Há 10 anos, primeiros casos do vírus no país eram identificados em Camaçari

  • Foto do(a) author(a) Carolina Cerqueira
  • Carolina Cerqueira

Publicado em 10 de maio de 2025 às 05:00

Jéssica, Joana e Eulina compartilham desafios e presentes da maternidade
Jéssica, Joana e Eulina compartilham desafios e presentes da maternidade Crédito: Arte/CORREIO

Em outubro de 2015, grávida de seis meses e em meio a um misto de incredulidade e pavor, Joana Passos se perguntava por que aquilo estava acontecendo na sua vida. Quase 10 anos depois, cursa psicologia com o sonho de atender mães como ela e fala com amor e orgulho da filha mais velha, Alice, de 13 anos, e da mais nova, Gabriela, de 9, que tem microcefalia causada pelo vírus da zika.

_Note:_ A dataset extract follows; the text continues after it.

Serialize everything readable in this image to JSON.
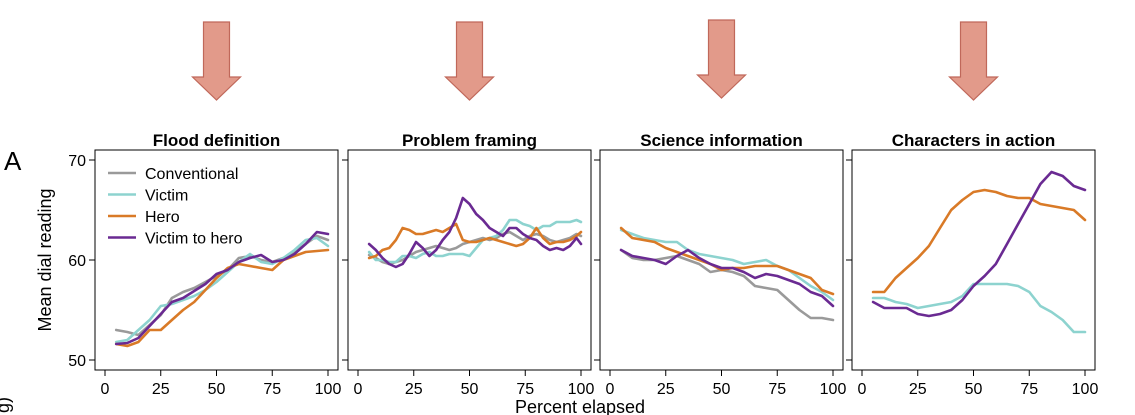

Joana tinha 34 anos quando engravidou de Gabriela, em abril de 2015, e pegou a doença. Foi o mesmo mês em que surgiram os primeiros casos de zika no país. O município pioneiro foi Camaçari e logo as primeiras amostras suspeitas foram levadas às mãos dos virologistas Gubio Soares e Silva Sardi, do Instituto de Ciências da Saúde da Universidade Federal da Bahia.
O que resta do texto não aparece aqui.